Shannon Sharpe and Jay Williams debate how the current NCAA tournament selection model could be improved. (2:42)

DETROIT -- As Matt Painter prepares top seed Purdue to face Gonzaga on Friday in the Sweet 16, he knows the NCAA tournament could undergo significant changes in the years ahead amid continued expansion talk.

He wants the 68-team field to remain as is, but he also said active coaches have been sidelined in the conversations around that and other pressing issues for the sport.

The current NCAA Division I Council, which will make the final decision on expansion, comprises Division I athletic directors, commissioners and faculty members from various schools. It does not include current coaches.

With NIL, the transfer portal and possible expansion continuing to impact the sport, Painter said it's a mistake to ignore the input of current head coaches.

"I'd rather see the room change," Painter said Thursday. "I'd rather see that. If you look [at] committees -- whether it's the executive committee, the Division I Council, the Rice Commission -- there are no current head coaches sitting in those rooms. It doesn't mean we have to stir the drink or make the decision, but just listen to it from our vantage point."

Gonzaga's Mark Few said coaches are sometimes blindsided by the decisions and changes and then are expected to adjust to them, which isn't fair.

"The one thing I would say is they need to start listening to us coaches, especially those of us coaches who have been around a long time and have tried to do it the right way," Few said. "Get us out of this bureaucratic stranglehold where nothing gets done and the stuff just crushes us when it hits, all these changes. And we could all see it coming.

"Hopefully, we can get to the point where football coaches and basketball coaches are on the decision-making [committees] that can help guide us through this thing because this [NCAA tournament] is so awesome and so special and so great. We've got to make sure we keep this thing rolling."

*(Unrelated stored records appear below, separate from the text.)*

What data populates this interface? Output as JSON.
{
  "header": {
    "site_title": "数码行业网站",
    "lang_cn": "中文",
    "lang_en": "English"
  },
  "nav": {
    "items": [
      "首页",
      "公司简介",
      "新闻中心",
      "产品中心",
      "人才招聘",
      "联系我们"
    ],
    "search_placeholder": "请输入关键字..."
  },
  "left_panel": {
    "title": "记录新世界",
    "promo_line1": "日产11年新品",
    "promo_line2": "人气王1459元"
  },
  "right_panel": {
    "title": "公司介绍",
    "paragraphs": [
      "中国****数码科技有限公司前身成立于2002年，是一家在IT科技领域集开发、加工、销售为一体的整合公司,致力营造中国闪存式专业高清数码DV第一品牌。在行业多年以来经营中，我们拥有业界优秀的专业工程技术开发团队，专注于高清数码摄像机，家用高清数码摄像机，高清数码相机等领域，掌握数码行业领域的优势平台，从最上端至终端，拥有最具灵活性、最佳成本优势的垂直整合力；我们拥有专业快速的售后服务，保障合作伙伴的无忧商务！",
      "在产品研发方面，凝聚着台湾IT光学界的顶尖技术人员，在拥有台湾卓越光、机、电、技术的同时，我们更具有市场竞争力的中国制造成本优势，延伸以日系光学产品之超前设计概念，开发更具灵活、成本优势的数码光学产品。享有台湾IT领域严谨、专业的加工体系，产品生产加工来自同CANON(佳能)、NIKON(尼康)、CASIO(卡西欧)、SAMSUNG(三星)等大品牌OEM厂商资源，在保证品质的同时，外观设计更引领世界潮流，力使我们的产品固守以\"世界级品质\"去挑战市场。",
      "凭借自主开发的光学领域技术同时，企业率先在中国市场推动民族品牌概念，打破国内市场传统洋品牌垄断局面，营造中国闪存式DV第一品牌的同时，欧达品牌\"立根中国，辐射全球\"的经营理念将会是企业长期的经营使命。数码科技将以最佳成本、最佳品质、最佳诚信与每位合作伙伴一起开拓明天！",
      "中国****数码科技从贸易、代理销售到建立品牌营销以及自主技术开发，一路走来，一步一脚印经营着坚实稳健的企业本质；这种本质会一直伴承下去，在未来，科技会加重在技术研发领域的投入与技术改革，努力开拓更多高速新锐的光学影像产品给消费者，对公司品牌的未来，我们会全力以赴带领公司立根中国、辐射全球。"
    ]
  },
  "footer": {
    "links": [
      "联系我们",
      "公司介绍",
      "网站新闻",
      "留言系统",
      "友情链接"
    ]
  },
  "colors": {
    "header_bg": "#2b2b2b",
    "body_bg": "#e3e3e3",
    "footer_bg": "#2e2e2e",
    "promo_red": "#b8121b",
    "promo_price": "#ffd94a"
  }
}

The transfer portal, which opened last week, has been a sticking point for many college basketball coaches who've been tasked with mining it for new players and preparing their teams to play in the postseason.

Painter, Few and other coaches hope their voices will be heard on that issue and other monumental developments in men's basketball.

"I'm all about the student-athlete and them having choices," Creighton coach Greg McDermott said. "They deserve those choices. Could we do [the transfer portal window] at a different time? I wish we could. I would like the stories from Selection Sunday until Championship Monday to be about the teams in the NCAA tournament. Not about who's leaving and who's joining this program.

"It's just unfortunate that that's such a big part of what's going on in the daily news, and I think it takes away from celebrating the teams that have had incredible years and have made it to this point."